どうやら娘はお乳を欲しがっているようなので、お乳を与えた。娘が眠りについてから、血と泥にまみれた身体を洗うために、浴室へと向かった。その途中の廊下で奥様と会った。奥様も身体中に擦り傷や打撲痕を負っていて、血と泥にまみれている。私は奥様に先にお風呂を譲ろうとしたが、いっしょに入る様に提案された。断る理由もなかったため、承諾した。お互いに下着を脱いで裸になり、浴室に入る。二人でシャワーを浴び、身体の汚れをきれいにしてから、奥様が先に湯船に浸かる。湯船の大きさも一般家庭のそれと変わらないため二人では手狭であったが、奥様にいっしょに入るように言われた。断っても最終的には逆らえないことはわかっているため、私も湯船に浸かる。お湯が湯船から流れ出て、二人は向かい合う形になった。湯船は決して広くないため、足を少し折るしかない。それでも奥様と足が密着して窮屈な状態だ。しかし、奥様と身体が密着するときの抵抗はもうない。
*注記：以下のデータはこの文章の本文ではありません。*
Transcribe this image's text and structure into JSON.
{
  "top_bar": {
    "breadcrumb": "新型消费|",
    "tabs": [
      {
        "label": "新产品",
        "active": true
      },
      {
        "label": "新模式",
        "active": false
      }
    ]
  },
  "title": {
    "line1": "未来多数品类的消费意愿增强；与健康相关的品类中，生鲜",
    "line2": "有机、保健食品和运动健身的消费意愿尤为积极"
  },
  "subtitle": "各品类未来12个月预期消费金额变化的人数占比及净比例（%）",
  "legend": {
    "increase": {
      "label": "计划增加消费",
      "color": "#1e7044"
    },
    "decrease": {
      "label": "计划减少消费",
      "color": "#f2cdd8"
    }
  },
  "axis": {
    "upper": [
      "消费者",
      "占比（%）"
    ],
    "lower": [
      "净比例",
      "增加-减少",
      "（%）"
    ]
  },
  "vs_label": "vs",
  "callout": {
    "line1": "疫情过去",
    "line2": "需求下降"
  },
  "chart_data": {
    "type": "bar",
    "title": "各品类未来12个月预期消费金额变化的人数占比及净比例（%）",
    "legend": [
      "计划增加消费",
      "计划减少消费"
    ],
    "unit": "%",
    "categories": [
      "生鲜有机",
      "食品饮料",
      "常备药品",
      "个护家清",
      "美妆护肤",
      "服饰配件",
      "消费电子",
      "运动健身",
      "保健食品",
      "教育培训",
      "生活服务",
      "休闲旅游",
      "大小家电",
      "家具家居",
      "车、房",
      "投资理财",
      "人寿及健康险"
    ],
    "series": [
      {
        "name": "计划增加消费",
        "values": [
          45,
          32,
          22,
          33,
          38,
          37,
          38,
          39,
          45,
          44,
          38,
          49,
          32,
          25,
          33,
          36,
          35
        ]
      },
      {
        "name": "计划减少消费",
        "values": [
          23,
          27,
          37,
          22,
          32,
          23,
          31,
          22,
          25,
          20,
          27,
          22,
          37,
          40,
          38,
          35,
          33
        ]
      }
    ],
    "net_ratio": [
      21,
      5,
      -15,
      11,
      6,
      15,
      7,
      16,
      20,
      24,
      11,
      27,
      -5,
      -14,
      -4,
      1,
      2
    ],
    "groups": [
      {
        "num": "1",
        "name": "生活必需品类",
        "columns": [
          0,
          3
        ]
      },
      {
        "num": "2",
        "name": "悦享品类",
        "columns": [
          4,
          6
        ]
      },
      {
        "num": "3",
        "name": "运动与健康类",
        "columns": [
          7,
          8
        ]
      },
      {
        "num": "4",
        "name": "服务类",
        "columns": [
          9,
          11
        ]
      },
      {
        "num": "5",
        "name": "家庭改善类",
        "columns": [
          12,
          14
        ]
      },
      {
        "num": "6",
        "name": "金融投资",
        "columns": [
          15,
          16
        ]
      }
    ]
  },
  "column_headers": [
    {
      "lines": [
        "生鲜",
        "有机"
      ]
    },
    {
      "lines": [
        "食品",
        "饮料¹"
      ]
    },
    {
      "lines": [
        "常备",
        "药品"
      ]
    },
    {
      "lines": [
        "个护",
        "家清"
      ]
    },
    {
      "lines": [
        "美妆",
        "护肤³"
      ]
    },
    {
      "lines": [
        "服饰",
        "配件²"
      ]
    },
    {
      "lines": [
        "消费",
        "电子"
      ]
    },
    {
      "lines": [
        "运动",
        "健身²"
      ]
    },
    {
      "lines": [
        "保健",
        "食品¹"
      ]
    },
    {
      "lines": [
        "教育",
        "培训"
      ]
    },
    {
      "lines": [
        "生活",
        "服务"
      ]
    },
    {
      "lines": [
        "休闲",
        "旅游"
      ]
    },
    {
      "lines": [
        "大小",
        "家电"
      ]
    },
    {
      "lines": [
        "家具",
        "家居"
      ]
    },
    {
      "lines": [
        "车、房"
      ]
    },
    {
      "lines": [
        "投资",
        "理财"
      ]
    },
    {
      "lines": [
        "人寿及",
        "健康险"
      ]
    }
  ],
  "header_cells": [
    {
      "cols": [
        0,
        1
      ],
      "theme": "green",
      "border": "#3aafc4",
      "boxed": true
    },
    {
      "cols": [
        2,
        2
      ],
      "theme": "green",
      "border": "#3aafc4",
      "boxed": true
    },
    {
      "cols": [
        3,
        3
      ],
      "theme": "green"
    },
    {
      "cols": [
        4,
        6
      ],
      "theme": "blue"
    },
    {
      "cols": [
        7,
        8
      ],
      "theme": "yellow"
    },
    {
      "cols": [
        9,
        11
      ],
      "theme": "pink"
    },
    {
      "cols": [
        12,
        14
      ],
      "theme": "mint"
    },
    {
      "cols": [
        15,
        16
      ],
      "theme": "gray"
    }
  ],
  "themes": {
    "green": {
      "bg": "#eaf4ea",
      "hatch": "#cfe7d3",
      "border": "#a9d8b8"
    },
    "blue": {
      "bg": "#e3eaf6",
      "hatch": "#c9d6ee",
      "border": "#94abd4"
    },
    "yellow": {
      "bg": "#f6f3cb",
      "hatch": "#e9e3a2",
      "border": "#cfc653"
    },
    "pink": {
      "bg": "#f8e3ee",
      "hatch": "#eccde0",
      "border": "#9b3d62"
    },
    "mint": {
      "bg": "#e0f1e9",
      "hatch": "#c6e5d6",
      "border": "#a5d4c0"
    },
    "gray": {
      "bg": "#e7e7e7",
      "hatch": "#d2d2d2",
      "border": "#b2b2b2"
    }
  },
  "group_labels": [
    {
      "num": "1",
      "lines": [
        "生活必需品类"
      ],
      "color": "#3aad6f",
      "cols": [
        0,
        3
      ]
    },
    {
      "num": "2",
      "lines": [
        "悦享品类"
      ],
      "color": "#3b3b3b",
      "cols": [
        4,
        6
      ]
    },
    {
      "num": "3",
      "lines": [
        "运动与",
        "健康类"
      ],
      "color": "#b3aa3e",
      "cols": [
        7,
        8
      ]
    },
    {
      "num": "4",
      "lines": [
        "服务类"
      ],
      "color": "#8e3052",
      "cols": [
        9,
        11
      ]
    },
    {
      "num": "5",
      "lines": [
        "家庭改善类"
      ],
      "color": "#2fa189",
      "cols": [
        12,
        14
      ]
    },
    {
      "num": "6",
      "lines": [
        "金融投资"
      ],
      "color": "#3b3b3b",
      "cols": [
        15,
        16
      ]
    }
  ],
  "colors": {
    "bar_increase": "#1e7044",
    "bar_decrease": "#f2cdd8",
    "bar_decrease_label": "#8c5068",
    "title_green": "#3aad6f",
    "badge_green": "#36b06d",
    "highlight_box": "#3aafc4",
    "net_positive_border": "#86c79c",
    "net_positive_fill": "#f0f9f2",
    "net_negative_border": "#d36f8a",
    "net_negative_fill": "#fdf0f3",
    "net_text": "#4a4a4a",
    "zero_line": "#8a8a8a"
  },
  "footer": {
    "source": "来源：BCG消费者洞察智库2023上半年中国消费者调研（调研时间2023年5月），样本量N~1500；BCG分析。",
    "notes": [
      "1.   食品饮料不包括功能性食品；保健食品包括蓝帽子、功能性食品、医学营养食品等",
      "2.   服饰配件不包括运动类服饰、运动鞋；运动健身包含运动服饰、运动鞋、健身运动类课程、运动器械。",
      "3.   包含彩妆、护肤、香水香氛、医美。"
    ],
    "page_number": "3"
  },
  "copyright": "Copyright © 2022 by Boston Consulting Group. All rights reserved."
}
それから、奥様は私の身体にできた大量の痣と打撲痕を治してくれた。魔法を使ったのである。そして、自分の傷も治してから私を強く抱きしめてくれた。私も奥様の身体を強く抱きしめ返した。



奥様は涙を流しているのがわかる。水滴が肩のあたりにポロポロ落ちているのを感じる。私も涙を流してしまったようで、奥様にくすぐったいと笑われた。


決して私も奥様も互いを嫌っているわけではないのだと思う。私が旦那様と行為をするまでは親友と言えるほど仲が良かった。それが私と旦那様の過ちによってかわってしまった。互いに同じ男の人に生涯を捧げる妻となってから、どこか不満やわだかまりをかかえてしまうようになったのだ。

それは夜の順番はどうするか、晩御飯はどちらが作るのか、子どもたちの教育をどうしていくか、互いに今後どう接していくべきなのかなど今までなかった問題が顕在化してしまったのが原因であった。そして、こういった家庭の問題は妻二人だけでは収まらず、家族全員にも波及してしまう。旦那様は私たちの関係をかなり心配していたがあながち間違っていない。いつか私と奥様の間で決定的な亀裂が入っていただろう。奥様も私もそれを望んではいないし、何より旦那様や私をかばってくれたぼっちゃまに心配をかけたくなくて、家族の問題になる前に二人の問題にした。そして、喧嘩という一番原始的なやり方で解決しようとしたのであった。



お風呂から上がり子どもたちを寝かしつけた後に私たちも眠りについた。